Hrnciar J
Interná klinika a nemocnice F. D. Roosevelta, Banská Bystrica.
Vnitr Lek. 1996 Jun;42(6):394-9.
Isolated hypoaldosteronism is found in 75% diabetics where the disease has persisted for 10 or more years. Sporadically it is found in congenital autonomous neuropathy, in acute glomerulonephritis, in gouty kidney, tubulointerstitial nephritis, after transplantation of the kidney, on mytomycin etc. During dynamic testing of the response of plasma renin activity and aldosterone to the administration of furosemide and a vertical position in diabetics a significantly reduced response was recorded as compared with non-diabetic hypertonic subjects. In 18.3% no response was observed (decompensated form of IHH). Diabetic hypertonics behaved like control hypertonics on long-term beta-blocker treatment. In the decompensated form of IHH after administration of drugs interfering with the activity of SNS-RAAS activity (ACEI, spirolactone etc.) a hyperkalaemic crisis may develop which threatens the patient with acidosis, dehydration, myoplegia, muscular spasms, however, in particular with fatal disorders of the cardiac rhythm. A similar effect may be exerted also by blockers of prostaglandin synthetase (non-steroid antirheumatics) and other drugs.
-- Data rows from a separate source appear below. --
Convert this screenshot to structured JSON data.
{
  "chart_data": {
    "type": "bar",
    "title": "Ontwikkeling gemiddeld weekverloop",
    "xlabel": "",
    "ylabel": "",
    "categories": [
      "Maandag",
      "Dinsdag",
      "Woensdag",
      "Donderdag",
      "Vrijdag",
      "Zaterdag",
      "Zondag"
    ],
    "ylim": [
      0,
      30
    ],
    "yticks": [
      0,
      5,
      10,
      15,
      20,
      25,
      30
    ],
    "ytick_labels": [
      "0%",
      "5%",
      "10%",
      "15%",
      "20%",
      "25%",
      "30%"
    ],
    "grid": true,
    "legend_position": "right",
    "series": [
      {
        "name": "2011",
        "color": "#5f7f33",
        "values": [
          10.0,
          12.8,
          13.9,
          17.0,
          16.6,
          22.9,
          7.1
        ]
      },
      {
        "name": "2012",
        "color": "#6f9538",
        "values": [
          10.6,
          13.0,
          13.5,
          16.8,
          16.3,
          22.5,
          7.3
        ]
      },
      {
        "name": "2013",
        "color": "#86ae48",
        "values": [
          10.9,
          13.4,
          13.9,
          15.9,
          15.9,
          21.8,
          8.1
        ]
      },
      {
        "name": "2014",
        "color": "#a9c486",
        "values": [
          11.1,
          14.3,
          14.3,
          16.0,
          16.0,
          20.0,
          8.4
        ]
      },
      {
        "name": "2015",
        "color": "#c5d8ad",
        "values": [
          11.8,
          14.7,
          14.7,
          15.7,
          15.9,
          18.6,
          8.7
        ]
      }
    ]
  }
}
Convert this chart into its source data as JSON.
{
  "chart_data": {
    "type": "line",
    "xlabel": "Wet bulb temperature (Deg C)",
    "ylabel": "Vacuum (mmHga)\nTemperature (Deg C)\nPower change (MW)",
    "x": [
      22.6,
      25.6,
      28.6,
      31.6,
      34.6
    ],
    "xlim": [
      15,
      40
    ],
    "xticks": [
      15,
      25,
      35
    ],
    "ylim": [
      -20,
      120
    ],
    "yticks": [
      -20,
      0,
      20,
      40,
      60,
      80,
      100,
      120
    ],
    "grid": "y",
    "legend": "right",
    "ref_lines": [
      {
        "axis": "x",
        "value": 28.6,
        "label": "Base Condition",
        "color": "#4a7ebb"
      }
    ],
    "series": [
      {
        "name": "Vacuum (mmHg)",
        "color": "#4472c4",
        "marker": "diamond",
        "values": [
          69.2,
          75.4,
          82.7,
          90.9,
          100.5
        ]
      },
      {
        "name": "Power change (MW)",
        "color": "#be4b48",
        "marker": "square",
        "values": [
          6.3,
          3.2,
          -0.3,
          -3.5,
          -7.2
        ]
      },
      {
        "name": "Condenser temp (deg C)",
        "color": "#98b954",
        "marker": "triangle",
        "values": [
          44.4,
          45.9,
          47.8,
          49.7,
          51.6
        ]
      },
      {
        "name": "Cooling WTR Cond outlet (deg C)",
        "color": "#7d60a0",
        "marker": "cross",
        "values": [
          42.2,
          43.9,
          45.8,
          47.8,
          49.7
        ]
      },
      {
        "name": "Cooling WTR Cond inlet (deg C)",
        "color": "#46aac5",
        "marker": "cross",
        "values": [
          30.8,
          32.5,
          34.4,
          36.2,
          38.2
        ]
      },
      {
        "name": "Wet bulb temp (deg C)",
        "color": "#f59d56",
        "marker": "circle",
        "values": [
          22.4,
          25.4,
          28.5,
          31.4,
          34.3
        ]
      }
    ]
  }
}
The cause of IHH in diabetics is the coincidence of several pathogenic factors: 1. hypersecretion of ANF with hyperosmolar hyperglycaemic hypervolaemia and hyperfiltration already at the onset of DN, 2. early development of autonomous neuropathy of the sympathetic nerve, 3. reduced renin and prostaglandin formation already in the early stages of DN, 4. reduced extrarenal isorenin formation, 5. reduced conversion of prorenin into active renin, 6. reduced reactivity of the zona glomerulosa to AII, hyperkalaemia and ACTH for its functional reconstruction as a result of periodic activation of contraregulative hormones by fluctuations of the blood sugar level in diabetic patients, 7. reduced response of the distal renal tubule to aldosterone because of tubulointerstitial changes. IHH is thus another serious but rarely diagnosed late complication of diabetes which depends only partly on the stage of DN. It must be, however, diagnosed and respected with regard to the selection of drugs for the treatment of arterial hypertension and the syndrome of insulin resistance and the 5H syndrome resp., i.e. the association of hyperinsulinism which compensates insulin resistance with hyperglycaemia (NIDDM), hypertension, hyperlipoproteinaemia and hirsutism in women (so-called Stein-Leventhal syndrome).
在病程持续10年或更长时间的糖尿病患者中,75%会出现孤立性醛固酮减少症。偶尔也见于先天性自主神经病变、急性肾小球肾炎、痛风肾、肾小管间质性肾炎、肾移植后、使用丝裂霉素等情况。在对糖尿病患者进行血浆肾素活性和醛固酮对呋塞米给药及直立位反应的动态测试中,与非糖尿病高血压患者相比,记录到反应明显降低。18.3%的患者无反应(特发性醛固酮减少症失代偿型)。糖尿病高血压患者在长期使用β受体阻滞剂治疗时表现与对照高血压患者相似。在特发性醛固酮减少症失代偿型患者中,使用干扰交感神经 - 肾素 - 血管紧张素 - 醛固酮系统(SNS - RAAS)活性的药物(如血管紧张素转换酶抑制剂、螺内酯等)后,可能会发生高钾血症危象,使患者面临酸中毒、脱水、肌无力、肌肉痉挛的风险,尤其是致命的心律失常。前列腺素合成酶阻滞剂(非甾体类抗风湿药)和其他药物也可能产生类似作用。糖尿病患者特发性醛固酮减少症的病因是多种致病因素共同作用:1. 在糖尿病肾病(DN)发病初期,心房利钠肽(ANF)分泌过多伴高渗性高血糖高血容量和超滤过;2. 交感神经自主神经病变早期发展;3. DN早期肾素和前列腺素生成减少;4. 肾外异肾素生成减少;5. 肾素原转化为活性肾素减少;6. 由于糖尿病患者血糖水平波动导致对抗调节激素周期性激活,使肾小球球状带对血管紧张素II(AII)、高钾血症和促肾上腺皮质激素(ACTH)的反应性降低,影响其功能重建;7. 由于肾小管间质改变,远端肾小管对醛固酮的反应降低。因此,特发性醛固酮减少症是糖尿病另一种严重但很少被诊断出的晚期并发症,其发生仅部分取决于DN的阶段。然而,在选择治疗动脉高血压和胰岛素抵抗综合征及5H综合征(即高胰岛素血症代偿胰岛素抵抗与高血糖(非胰岛素依赖型糖尿病)、高血压、高脂蛋白血症和女性多毛症(所谓的斯坦 - 莱文塔尔综合征)的关联)的药物时,必须对其进行诊断并予以重视。